I love a dinner party. I love looking at pictures of tables set with beautiful china and crystal. I love dinner scenes in movies and television. (Some favorites: the Christmas Eve dinner scene in Christmas Vacation and the Sunday dinner scenes you find on each episode of Blue Bloods.) I love reading about dinner parties and I like to google things like “First Lady China Patterns”. (I won’t go any further into this neurotic love affair I have with dishes and the elegant art of using them because I realize it can be a bit scary).
As you can imagine, I was some kind of happy when I found this book at a local university library sale. I had never heard of it but it had me at the title.
Now, this book had all the elements I would hope for in reading about a dinner party; the planning, the food, the china and the busyness in the hours leading up to the party. But this story isn’t about the dinner, it’s about the people. The fact that I got all that lovely dinner party serendipity was just gravy.
Richard Cromwell, Democrat, is a U.S. senator in the eighties during what is alluded to as the Reagan administration. He is well liked by his colleagues and constituents but he has been rather negligent in the marriage and parenting departments. His wife, Dolly, has put up with his indiscretions and indifference. I’m not really sure why that is. She doesn’t need him for money because she’s the one who’s rich. They tend to ignore each other, but she has made it clear to him how she feels about the affairs. They don’t share the same bedroom but they apparently think it’s worth it to continue sharing the house. I guess like many leaders and politicians in the spotlight, they find it preferable to maintain an image of a unity in family affairs.
I totally imagined Richard and Dolly to be the same people who played Richard and Emily Gilmore from Gilmore Girls.
(I was sad to hear of the recent passing of Edward Herrmann, he was a wonderful actor.)

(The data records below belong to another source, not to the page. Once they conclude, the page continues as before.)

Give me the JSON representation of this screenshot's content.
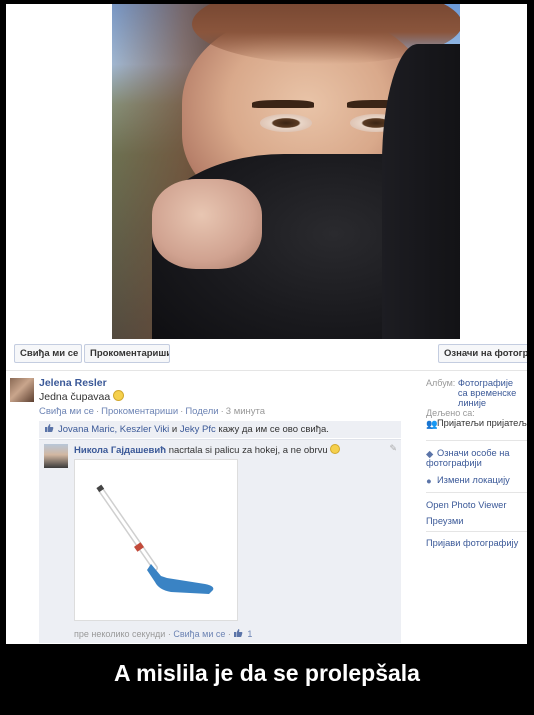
{
  "photo_buttons": {
    "like": "Свиђа ми се",
    "comment": "Прокоментариши",
    "tag": "Означи на фотографији"
  },
  "post": {
    "author": "Jelena Resler",
    "text": "Jedna čupavaa",
    "actions": {
      "like": "Свиђа ми се",
      "comment": "Прокоментариши",
      "share": "Подели",
      "time": "3 минута"
    },
    "likes": {
      "names": "Jovana Maric, Keszler Viki",
      "conjunction": "и",
      "last_name": "Jeky Pfc",
      "suffix": "кажу да им се ово свиђа."
    },
    "comment": {
      "author": "Никола Гајдашевић",
      "text": "nacrtala si palicu za hokej, a ne obrvu",
      "time": "пре неколико секунди",
      "like": "Свиђа ми се",
      "like_count": "1"
    }
  },
  "sidebar": {
    "album_label": "Албум:",
    "album_value": "Фотографије са временске линије",
    "shared_label": "Дељено са:",
    "shared_value": "Пријатељи пријатеља",
    "tag_people": "Означи особе на фотографији",
    "edit_location": "Измени локацију",
    "open_viewer": "Open Photo Viewer",
    "download": "Преузми",
    "report": "Пријави фотографију"
  },
  "caption": "A mislila je da se prolepšala",
  "colors": {
    "link": "#3b5998",
    "muted": "#999999",
    "comment_bg": "#edeff4",
    "caption_bg": "#000000"
  },
  "icons": [
    "thumbs-up-icon",
    "tag-icon",
    "location-pin-icon",
    "friends-icon",
    "smiley-icon",
    "pencil-icon",
    "hockey-stick-drawing"
  ]
}
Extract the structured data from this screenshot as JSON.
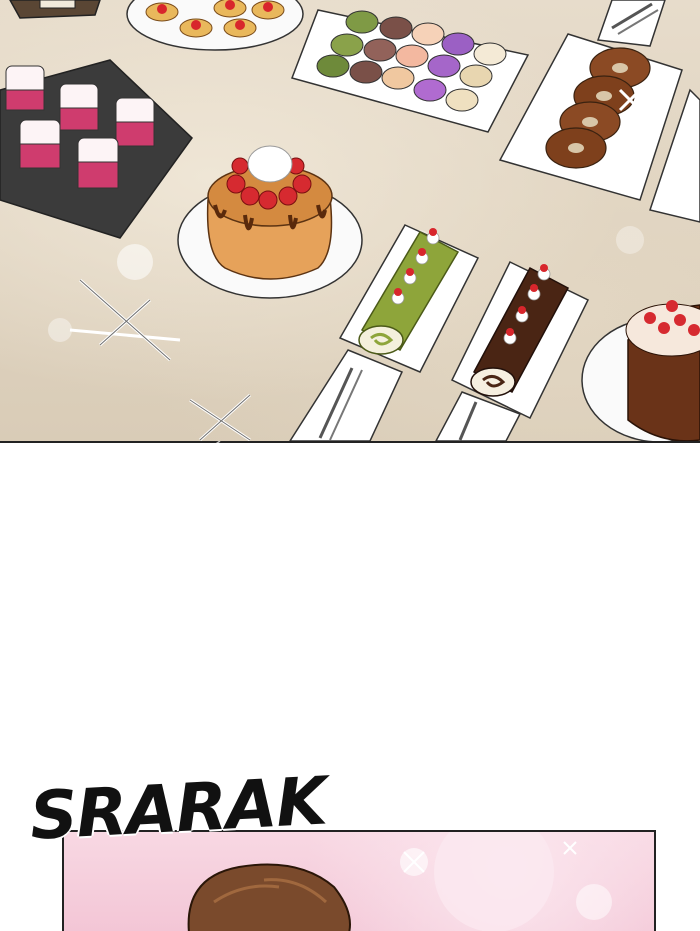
{
  "panels": {
    "top": {
      "scene": "dessert-buffet"
    },
    "bottom": {
      "scene": "character-reveal"
    }
  },
  "sound_effect": {
    "text": "SRARAK"
  },
  "colors": {
    "panel_border": "#222222",
    "table_surface": "#e2d6c2",
    "pink_background": "#f5cdda",
    "hair": "#7a4a2c",
    "sfx_ink": "#111111"
  }
}
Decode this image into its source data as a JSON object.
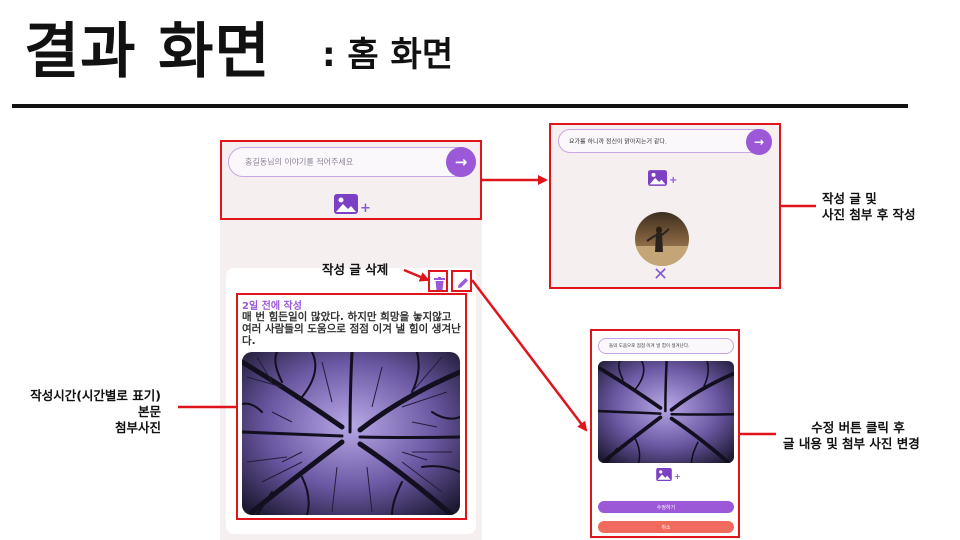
{
  "slide": {
    "title": "결과 화면",
    "subtitle": ": 홈 화면"
  },
  "colors": {
    "accent_purple": "#9b59d8",
    "annotation_red": "#e0141b",
    "cancel_red": "#f06a5d",
    "panel_bg": "#f5efef"
  },
  "home": {
    "input_placeholder": "홍길동님의 이야기를 적어주세요",
    "submit_icon": "arrow-right-icon",
    "image_add_icon": "image-add-icon",
    "post": {
      "time": "2일 전에 작성",
      "body": "매 번 힘든일이 많았다. 하지만 희망을 놓지않고 여러 사람들의 도움으로 점점 이겨 낼 힘이 생겨난다.",
      "photo": "bare-trees-purple-sky-photo",
      "delete_icon": "trash-icon",
      "edit_icon": "pencil-icon"
    }
  },
  "compose_preview": {
    "input_text": "요가를 하니까 정신이 맑아지는거 같다.",
    "thumbnail": "person-in-field-photo",
    "remove_icon": "close-icon"
  },
  "edit_preview": {
    "input_text": "들의 도움으로 점점 이겨 낼 힘이 생겨난다.",
    "save_label": "수정하기",
    "cancel_label": "취소"
  },
  "annotations": {
    "delete": "작성 글 삭제",
    "compose": [
      "작성 글 및",
      "사진 첨부 후 작성"
    ],
    "meta": [
      "작성시간(시간별로 표기)",
      "본문",
      "첨부사진"
    ],
    "edit": [
      "수정 버튼 클릭 후",
      "글 내용 및 첨부 사진 변경"
    ]
  }
}
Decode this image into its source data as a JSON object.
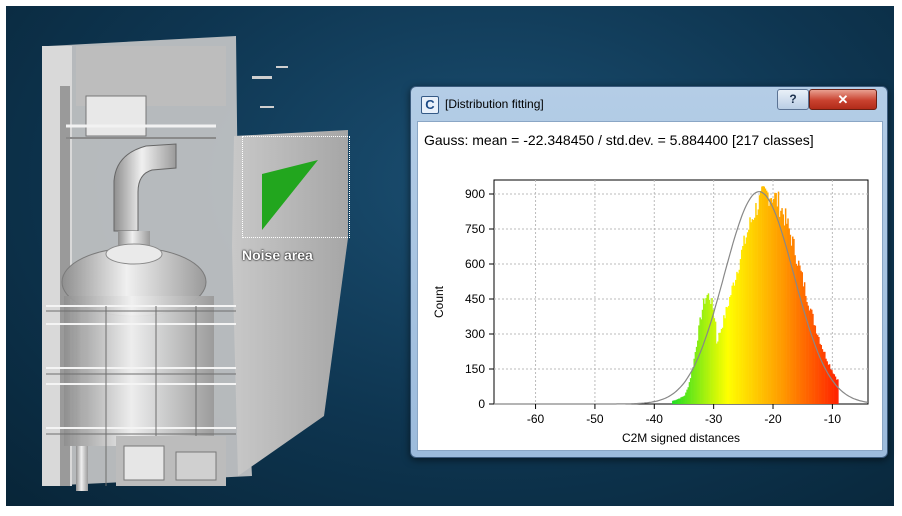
{
  "viewport": {
    "annotation": {
      "label": "Noise area"
    },
    "colors": {
      "background": "#0e3550",
      "noise_area": "#22a61e",
      "cloud": "#d8d8d8"
    }
  },
  "dialog": {
    "title": "[Distribution fitting]",
    "help_label": "?",
    "close_label": "✕",
    "icon": "cloudcompare-logo-icon",
    "summary": "Gauss: mean = -22.348450 / std.dev. = 5.884400 [217 classes]"
  },
  "chart_data": {
    "type": "bar",
    "xlabel": "C2M signed distances",
    "ylabel": "Count",
    "xlim": [
      -67,
      -4
    ],
    "ylim": [
      0,
      960
    ],
    "xticks": [
      -60,
      -50,
      -40,
      -30,
      -20,
      -10
    ],
    "yticks": [
      0,
      150,
      300,
      450,
      600,
      750,
      900
    ],
    "grid": true,
    "histogram": {
      "bin_start": -37.0,
      "bin_end": -9.0,
      "classes": 217,
      "color_scale": [
        "#22dd22",
        "#ffff00",
        "#ff9900",
        "#ff2200"
      ]
    },
    "fit": {
      "kind": "gauss",
      "mean": -22.34845,
      "std": 5.8844,
      "peak": 910,
      "color": "#888888"
    }
  }
}
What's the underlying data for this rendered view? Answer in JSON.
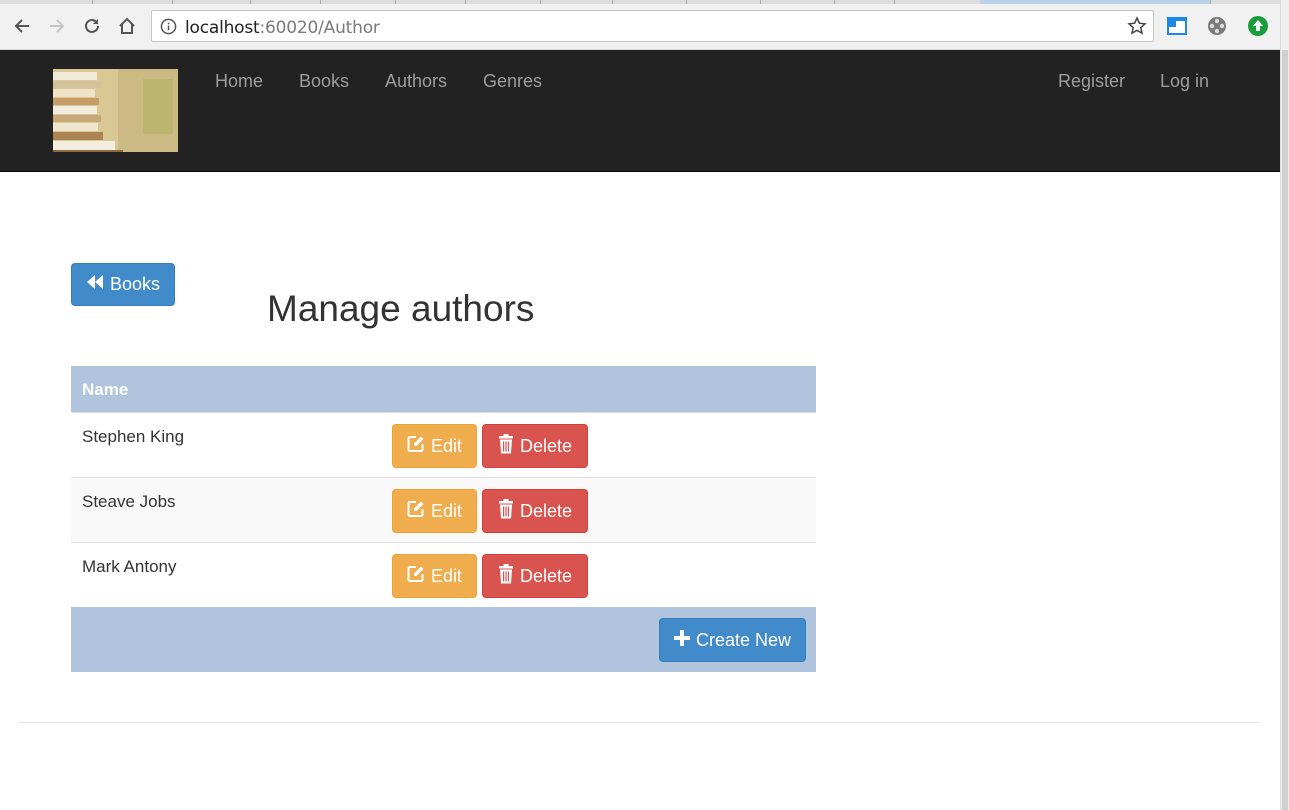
{
  "browser": {
    "url_host": "localhost",
    "url_rest": ":60020/Author",
    "icons": [
      "back-icon",
      "forward-icon",
      "reload-icon",
      "home-icon",
      "info-icon",
      "star-icon"
    ]
  },
  "nav": {
    "brand_logo": "books-logo",
    "left_links": [
      {
        "label": "Home"
      },
      {
        "label": "Books"
      },
      {
        "label": "Authors"
      },
      {
        "label": "Genres"
      }
    ],
    "right_links": [
      {
        "label": "Register"
      },
      {
        "label": "Log in"
      }
    ]
  },
  "page": {
    "back_button": "Books",
    "title": "Manage authors",
    "table": {
      "header_name": "Name",
      "rows": [
        {
          "name": "Stephen King",
          "edit": "Edit",
          "delete": "Delete"
        },
        {
          "name": "Steave Jobs",
          "edit": "Edit",
          "delete": "Delete"
        },
        {
          "name": "Mark Antony",
          "edit": "Edit",
          "delete": "Delete"
        }
      ],
      "create_button": "Create New"
    }
  },
  "colors": {
    "navbar": "#222222",
    "grid_header": "#b0c4de",
    "primary": "#428bca",
    "warning": "#f0ad4e",
    "danger": "#d9534f"
  }
}
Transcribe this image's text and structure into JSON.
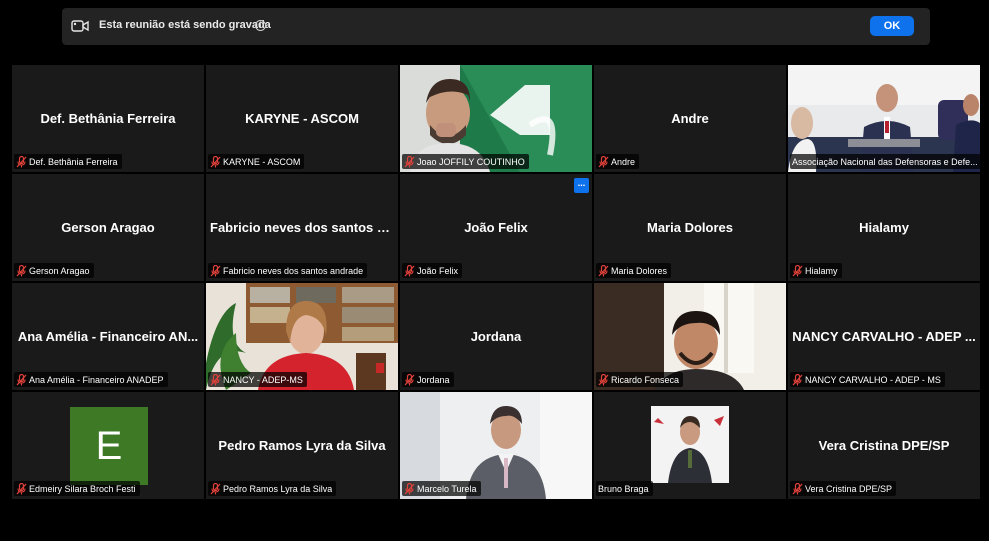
{
  "banner": {
    "message": "Esta reunião está sendo gravada",
    "info_glyph": "i",
    "ok_label": "OK",
    "icon": "camera-record-icon"
  },
  "more_button": "...",
  "accent_color": "#0e72ed",
  "muted_icon_color": "#e0413a",
  "tiles": [
    {
      "name": "Def. Bethânia Ferreira",
      "tag": "Def. Bethânia Ferreira"
    },
    {
      "name": "KARYNE - ASCOM",
      "tag": "KARYNE - ASCOM"
    },
    {
      "name": "",
      "tag": "Joao JOFFILY COUTINHO"
    },
    {
      "name": "Andre",
      "tag": "Andre"
    },
    {
      "name": "",
      "tag": "Associação Nacional das Defensoras e Defe..."
    },
    {
      "name": "Gerson Aragao",
      "tag": "Gerson Aragao"
    },
    {
      "name": "Fabricio neves dos santos an...",
      "tag": "Fabricio neves dos santos andrade"
    },
    {
      "name": "João Felix",
      "tag": "João Felix"
    },
    {
      "name": "Maria Dolores",
      "tag": "Maria Dolores"
    },
    {
      "name": "Hialamy",
      "tag": "Hialamy"
    },
    {
      "name": "Ana Amélia - Financeiro AN...",
      "tag": "Ana Amélia - Financeiro ANADEP"
    },
    {
      "name": "",
      "tag": "NANCY - ADEP-MS"
    },
    {
      "name": "Jordana",
      "tag": "Jordana"
    },
    {
      "name": "",
      "tag": "Ricardo Fonseca"
    },
    {
      "name": "NANCY CARVALHO - ADEP ...",
      "tag": "NANCY CARVALHO - ADEP - MS"
    },
    {
      "name": "",
      "avatar_letter": "E",
      "tag": "Edmeiry Silara Broch Festi"
    },
    {
      "name": "Pedro Ramos Lyra da Silva",
      "tag": "Pedro Ramos Lyra da Silva"
    },
    {
      "name": "",
      "tag": "Marcelo Turela"
    },
    {
      "name": "",
      "tag": "Bruno Braga"
    },
    {
      "name": "Vera Cristina DPE/SP",
      "tag": "Vera Cristina DPE/SP"
    }
  ]
}
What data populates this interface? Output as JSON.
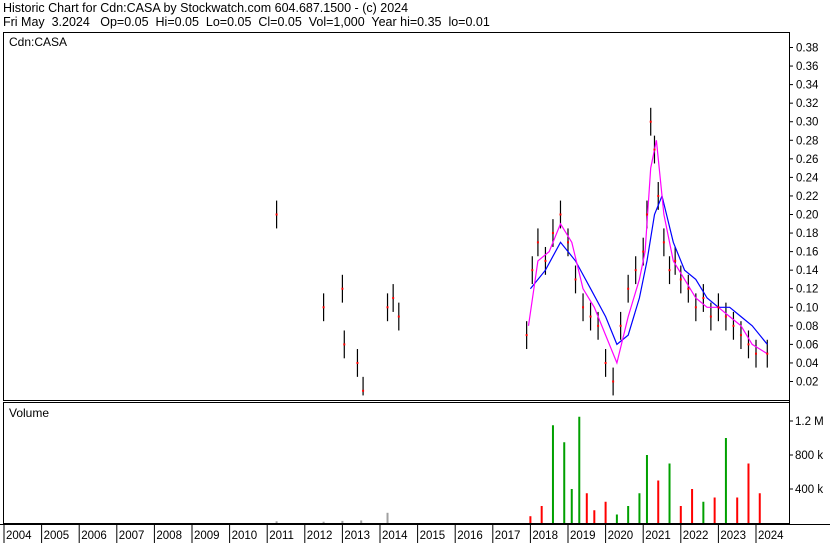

The Cromwell children, Elizabeth and Leonard, have just arrived home from college. Leonard has brought a friend, Clarence, with him, an African American law student from Harvard. Watching how the family and staff stumble over how to interact with Clarence is interesting and a bit sad. (This is one of the areas where the novel dates itself.) Leonard is almost successful at keeping a devastating secret under the radar but it is not to be.
The novel takes place in the course of one day when the Cromwells are hosting the Secretary of State and his assistant for dinner. At the end of that day, priorities are rearranged and this broken family finds itself slowly repairing and renewing itself.
If you enjoy reading about social issues, politics or dinner parties, you might enjoy The Dinner Party. Published in 1987, it explores some of the hot topics of that time, AIDS being the main one. It reminded me of when I recently read My Darling, My Hamburger by Paul Zindle, published in 1969, when teenage pregnancy and abortion were at the height of scandal and drama.
Heads Up:
This one contains a fair amount of strong profanity and mild sexual content and/or dialogue.
i love dinner party scenes in books and movies as well (and tea party scenes). i’m a big gilmore girls fan too. thanks for this book reference.